One of the other cool things that came out of the Firefox
                  Desktop work week that I mentioned in my previous post was
                  increased exposure to a handy tool written by
                  taras and
                  bsmedberg:
                  jydoop.
                  Benjamin has
                  a post explaining what it is and how it works, but I wanted to describe one specific use: measuring
                  main-thread responsiveness issues in the wild.
                
                First, a bit of backstory!
                
                  One of my team’s overarching goals for a long time has
                  been eliminating all sources of main-thread file I/O.[1] One of the worst main-thread I/O offenders in Firefox code
                  is our
                  SQLite Storage API. A few years ago we went a bit overboard using a version of
                  this API that is synchronous, and does its file I/O work on
                  the main thread. So recently we’ve been focused a lot on
                  eliminating all users of that API.
                
                
                  One consumer of this API that we
                  fixed in Firefox 23
                  is the
                  Form History code
                  (responsible for remembering information entered into web
                  forms and offering to re-fill it).

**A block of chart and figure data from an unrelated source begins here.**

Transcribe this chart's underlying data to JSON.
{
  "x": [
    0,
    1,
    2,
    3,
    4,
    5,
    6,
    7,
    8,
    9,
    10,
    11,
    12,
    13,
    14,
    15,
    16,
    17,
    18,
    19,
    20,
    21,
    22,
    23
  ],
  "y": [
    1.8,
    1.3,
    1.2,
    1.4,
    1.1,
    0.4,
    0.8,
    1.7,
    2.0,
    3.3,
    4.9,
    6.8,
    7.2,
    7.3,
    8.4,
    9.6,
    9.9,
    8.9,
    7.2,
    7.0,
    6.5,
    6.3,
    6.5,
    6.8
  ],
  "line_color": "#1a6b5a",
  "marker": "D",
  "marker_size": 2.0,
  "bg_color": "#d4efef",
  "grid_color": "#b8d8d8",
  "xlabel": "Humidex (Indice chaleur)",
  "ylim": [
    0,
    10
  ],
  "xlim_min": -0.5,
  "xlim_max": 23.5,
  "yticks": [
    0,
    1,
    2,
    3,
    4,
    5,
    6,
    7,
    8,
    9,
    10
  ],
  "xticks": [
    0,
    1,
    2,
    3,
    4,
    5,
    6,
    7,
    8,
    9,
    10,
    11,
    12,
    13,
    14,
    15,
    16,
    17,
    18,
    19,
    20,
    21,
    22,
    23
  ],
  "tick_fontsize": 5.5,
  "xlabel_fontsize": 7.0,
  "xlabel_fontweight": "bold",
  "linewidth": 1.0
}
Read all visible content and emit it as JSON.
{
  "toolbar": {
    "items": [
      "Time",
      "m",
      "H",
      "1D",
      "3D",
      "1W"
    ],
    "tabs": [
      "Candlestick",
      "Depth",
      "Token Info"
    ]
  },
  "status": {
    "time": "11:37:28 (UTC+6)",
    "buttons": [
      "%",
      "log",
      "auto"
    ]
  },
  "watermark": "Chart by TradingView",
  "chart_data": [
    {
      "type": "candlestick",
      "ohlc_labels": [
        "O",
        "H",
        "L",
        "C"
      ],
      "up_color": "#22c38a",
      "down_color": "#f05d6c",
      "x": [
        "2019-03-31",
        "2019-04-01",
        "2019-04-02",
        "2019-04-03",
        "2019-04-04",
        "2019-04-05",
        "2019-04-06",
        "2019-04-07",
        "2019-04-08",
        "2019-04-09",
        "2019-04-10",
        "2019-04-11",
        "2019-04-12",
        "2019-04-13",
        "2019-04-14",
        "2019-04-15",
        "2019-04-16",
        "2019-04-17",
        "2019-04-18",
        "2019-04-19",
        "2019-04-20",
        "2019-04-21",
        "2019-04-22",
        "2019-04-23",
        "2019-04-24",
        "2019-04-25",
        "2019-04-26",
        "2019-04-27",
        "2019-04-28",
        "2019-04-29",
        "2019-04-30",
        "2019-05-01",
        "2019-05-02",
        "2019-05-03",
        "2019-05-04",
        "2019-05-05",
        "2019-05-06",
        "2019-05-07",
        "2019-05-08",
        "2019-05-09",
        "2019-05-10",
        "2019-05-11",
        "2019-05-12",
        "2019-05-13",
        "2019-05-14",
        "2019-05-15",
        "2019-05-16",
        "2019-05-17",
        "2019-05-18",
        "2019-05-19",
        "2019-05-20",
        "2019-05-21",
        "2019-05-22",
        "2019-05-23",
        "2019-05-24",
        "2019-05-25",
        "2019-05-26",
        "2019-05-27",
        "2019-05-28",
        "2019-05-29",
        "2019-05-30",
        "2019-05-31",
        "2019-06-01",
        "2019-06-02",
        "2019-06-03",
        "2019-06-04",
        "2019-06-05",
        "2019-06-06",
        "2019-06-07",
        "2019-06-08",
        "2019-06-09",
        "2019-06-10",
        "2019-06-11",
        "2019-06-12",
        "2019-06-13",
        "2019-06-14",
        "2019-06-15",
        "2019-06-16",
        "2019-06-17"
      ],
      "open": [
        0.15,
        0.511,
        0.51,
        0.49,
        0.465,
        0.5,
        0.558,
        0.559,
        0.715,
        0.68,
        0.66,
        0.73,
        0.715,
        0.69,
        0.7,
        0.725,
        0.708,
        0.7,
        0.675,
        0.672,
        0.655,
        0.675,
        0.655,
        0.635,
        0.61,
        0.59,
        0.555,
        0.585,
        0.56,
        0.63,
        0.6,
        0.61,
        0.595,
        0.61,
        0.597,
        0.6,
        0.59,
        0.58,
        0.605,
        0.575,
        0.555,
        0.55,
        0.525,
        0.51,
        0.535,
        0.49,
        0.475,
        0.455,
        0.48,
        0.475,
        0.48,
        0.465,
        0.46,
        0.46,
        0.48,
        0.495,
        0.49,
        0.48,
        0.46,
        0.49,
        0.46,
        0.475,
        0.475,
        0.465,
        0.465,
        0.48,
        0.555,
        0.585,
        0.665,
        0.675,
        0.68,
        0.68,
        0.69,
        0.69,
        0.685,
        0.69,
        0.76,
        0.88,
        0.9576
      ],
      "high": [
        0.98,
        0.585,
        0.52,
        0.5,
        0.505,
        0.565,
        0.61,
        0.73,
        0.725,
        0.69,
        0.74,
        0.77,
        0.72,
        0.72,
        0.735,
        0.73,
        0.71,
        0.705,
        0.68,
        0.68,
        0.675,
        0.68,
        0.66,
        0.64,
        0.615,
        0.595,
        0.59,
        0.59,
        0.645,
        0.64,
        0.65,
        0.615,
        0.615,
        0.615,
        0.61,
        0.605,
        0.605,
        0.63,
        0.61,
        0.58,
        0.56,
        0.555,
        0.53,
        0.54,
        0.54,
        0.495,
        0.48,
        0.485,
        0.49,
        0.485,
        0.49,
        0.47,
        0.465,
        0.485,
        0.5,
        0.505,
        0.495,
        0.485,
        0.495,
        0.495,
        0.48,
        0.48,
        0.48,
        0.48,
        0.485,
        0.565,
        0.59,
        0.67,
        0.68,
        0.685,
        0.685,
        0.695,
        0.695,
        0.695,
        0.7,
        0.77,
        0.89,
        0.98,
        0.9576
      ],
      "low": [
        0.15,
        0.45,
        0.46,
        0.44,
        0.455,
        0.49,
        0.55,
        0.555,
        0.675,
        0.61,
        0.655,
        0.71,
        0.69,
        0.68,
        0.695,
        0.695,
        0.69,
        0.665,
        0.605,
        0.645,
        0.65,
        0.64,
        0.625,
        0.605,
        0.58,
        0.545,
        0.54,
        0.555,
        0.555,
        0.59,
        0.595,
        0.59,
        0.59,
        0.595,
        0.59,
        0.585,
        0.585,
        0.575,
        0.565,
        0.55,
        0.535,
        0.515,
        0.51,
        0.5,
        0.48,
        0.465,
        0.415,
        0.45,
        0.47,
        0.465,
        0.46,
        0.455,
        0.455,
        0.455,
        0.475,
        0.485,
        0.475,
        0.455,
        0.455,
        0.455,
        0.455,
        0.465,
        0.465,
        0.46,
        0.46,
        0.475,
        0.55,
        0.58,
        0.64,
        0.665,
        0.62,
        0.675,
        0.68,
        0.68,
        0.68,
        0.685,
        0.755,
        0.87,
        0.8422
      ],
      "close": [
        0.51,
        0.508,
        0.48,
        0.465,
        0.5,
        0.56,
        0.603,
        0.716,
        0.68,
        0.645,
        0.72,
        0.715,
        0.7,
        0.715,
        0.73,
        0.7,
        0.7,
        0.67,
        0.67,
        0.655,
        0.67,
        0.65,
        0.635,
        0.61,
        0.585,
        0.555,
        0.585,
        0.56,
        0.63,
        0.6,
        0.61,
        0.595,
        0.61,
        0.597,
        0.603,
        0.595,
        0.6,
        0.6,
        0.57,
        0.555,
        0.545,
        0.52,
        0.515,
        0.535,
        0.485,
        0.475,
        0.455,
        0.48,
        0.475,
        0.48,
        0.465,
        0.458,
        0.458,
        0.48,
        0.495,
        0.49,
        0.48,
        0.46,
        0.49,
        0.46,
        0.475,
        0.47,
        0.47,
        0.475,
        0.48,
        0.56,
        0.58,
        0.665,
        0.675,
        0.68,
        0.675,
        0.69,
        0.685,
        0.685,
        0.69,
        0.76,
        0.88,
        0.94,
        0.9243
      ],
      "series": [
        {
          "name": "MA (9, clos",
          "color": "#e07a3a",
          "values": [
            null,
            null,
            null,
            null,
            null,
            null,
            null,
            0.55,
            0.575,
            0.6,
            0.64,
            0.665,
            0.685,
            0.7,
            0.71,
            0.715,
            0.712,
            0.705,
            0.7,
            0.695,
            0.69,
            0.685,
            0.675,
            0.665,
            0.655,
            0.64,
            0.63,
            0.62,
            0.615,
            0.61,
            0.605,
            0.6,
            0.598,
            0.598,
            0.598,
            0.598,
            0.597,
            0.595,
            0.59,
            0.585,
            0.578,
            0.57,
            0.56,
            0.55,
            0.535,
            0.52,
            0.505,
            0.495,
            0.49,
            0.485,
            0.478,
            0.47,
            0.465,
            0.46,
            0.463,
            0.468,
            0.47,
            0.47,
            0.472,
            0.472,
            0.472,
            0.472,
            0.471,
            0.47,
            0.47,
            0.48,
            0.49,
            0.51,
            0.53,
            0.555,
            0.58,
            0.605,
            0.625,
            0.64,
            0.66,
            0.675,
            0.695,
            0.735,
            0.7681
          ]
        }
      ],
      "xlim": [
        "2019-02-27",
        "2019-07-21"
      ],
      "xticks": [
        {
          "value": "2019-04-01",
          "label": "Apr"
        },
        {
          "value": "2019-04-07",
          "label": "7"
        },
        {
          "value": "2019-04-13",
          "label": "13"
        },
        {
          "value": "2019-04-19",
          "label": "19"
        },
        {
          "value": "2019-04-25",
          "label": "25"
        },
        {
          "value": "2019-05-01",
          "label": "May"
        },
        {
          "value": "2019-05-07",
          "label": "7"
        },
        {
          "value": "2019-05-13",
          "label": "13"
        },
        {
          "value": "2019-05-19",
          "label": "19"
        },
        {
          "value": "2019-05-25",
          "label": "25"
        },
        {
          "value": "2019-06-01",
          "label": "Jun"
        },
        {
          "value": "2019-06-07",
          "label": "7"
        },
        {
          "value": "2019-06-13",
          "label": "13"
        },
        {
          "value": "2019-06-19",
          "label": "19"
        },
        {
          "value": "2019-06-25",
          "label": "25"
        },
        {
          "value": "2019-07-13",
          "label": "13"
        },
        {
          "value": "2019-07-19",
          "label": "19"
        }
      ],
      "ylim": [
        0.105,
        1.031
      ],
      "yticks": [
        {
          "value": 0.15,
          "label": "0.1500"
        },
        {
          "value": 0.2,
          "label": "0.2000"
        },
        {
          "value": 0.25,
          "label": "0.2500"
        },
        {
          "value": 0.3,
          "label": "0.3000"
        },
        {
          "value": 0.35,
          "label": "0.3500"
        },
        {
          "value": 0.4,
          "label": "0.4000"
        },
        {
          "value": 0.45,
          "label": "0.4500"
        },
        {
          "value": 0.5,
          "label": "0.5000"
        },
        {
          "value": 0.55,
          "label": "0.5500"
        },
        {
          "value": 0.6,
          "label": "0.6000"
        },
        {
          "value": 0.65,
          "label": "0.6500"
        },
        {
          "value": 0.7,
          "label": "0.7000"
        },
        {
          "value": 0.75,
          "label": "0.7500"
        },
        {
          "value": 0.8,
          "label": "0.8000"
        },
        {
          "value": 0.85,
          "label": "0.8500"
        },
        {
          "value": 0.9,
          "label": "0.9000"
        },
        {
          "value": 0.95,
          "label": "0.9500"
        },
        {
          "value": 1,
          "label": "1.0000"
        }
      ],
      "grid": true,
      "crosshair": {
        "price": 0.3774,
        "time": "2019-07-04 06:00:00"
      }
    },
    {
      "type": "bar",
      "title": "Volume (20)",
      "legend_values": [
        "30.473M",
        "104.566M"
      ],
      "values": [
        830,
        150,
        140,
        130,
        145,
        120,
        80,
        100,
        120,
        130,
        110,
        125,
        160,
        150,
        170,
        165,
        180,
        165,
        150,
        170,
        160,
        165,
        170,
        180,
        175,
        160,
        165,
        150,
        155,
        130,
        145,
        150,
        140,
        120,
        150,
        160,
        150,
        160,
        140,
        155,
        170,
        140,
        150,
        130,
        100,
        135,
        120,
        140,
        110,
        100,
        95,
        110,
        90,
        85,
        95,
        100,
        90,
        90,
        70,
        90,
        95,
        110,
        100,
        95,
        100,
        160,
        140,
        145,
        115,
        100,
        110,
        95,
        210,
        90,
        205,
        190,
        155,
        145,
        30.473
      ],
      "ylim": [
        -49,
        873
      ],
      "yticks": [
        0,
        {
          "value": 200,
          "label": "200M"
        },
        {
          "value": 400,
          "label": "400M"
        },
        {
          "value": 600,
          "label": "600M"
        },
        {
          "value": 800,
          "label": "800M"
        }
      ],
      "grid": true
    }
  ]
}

                  Neil Deakin,
                  markh and
                  mak worked together to
                  fix the core service (based on earlier work from a previous
                  Mozilla intern, Felix),
                  but after landing that improvement, taras noticed that there
                  were
                  still some remaining issues. We eventually determined that the likely primary culprit
                  for the remaining Form History main-thread I/O was Firefox
                  Sync’s use of the older Form History API.
                  markh and
                  rnewman worked
                  together to
                  fix Sync, but we weren’t entirely sure whether that was
                  sufficient to eliminate all of the main thread I/O we were
                  seeing reported by telemetry.
                  
                    Now, to the jydoop part
                
                
                  Taras had identified that our initial Form History fix
                  wasn’t complete using the
                  SlowSQL telemetry dashboard. This gives a high-level overview of slow SQL statements
                  occurring in the wild, and he noticed that after we landed the
                  original fix for form history, some formhistory.sqlite
                  statements were still showing up. Unfortunately, the SlowSQL
                  dashboard only offers two time ranges: previous week, and the
                  previous month, and it aggregates data across all builds from
                  a specific channel (e.g. “nightly”), which means
                  that I couldn’t easily use it to confirm whether our
                  Sync fix was effective.
                
                
                  That’s where jydoop came into the picture. It allows
                  much more sophisticated analysis of the SlowSQL data. I wrote
                  a couple of jydoop scripts:
                  one
                  to summarize the slowSQL reports for formhistory.sqlite from
                  builds before the
                  Sync fix
                  (i.e. Nightly builds with a build ID < 20130623) and
                  another
                  to do the same for builds containing the fix. I then ran those
                  scripts against Telemetry reports from the period from
                  2013-06-21 to 2013-06-24 (inclusive, i.e. roughly two days on
                  either side of the landing of the fix).
                
                The results!
                
                  The
                  results
                  are pretty conclusive: the reports of slow SQL statements for
                  formhistory.sqlite from builds including the Sync fix were
                  dramatically reduced. The most frequently slow statement from
                  builds before the fix (“COMMIT TRANSACTION”) was
                  responsible for a total of 417 seconds of main-thread
                  unresponsiveness (174993 occurences of slowness at an average
                  of 143ms of “jank” at a time), over that period.
                  The Sync fix prevented that statement (and many other slow
                  statements) from occurring at all, thus removing a significant
                  cause of main-thread responsiveness issues experienced by
                  Firefox users in the wild.
                
                Next steps
                
                  If you look at the results in more detail, they reveal that
                  there are still some slow SQL main-thread operations happening
                  on formhistory.sqlite – they’re less frequent and
                  severe, and are tracked by
                  other bugs. I’m going to be using jydoop to gather more data on
                  the improvements my team’s already made, as well as
                  gauge the potential for improvement in areas we’re still
                  working on. I also want others on the team to learn to use
                  jydoop, so that people can make their own measurements to
                  validate the improvements they’re working on.
                
                
                  [1] Main-thread file I/O is a
                    term used to describe trying to read from or write to the
                    disk on the same thread (the “main thread”) as
                    you’re trying to respond to user input (e.g. mouse/key
                    events) and do other things like drawing the UI. Reading
                    from or writing to the disk can take a relatively long time,
                    particularly if you have a slow hard drive, so we want to
                    always do it on a background thread so that those other
                    important responsiveness tasks (responding to input and
                    updating the UI) aren’t affected.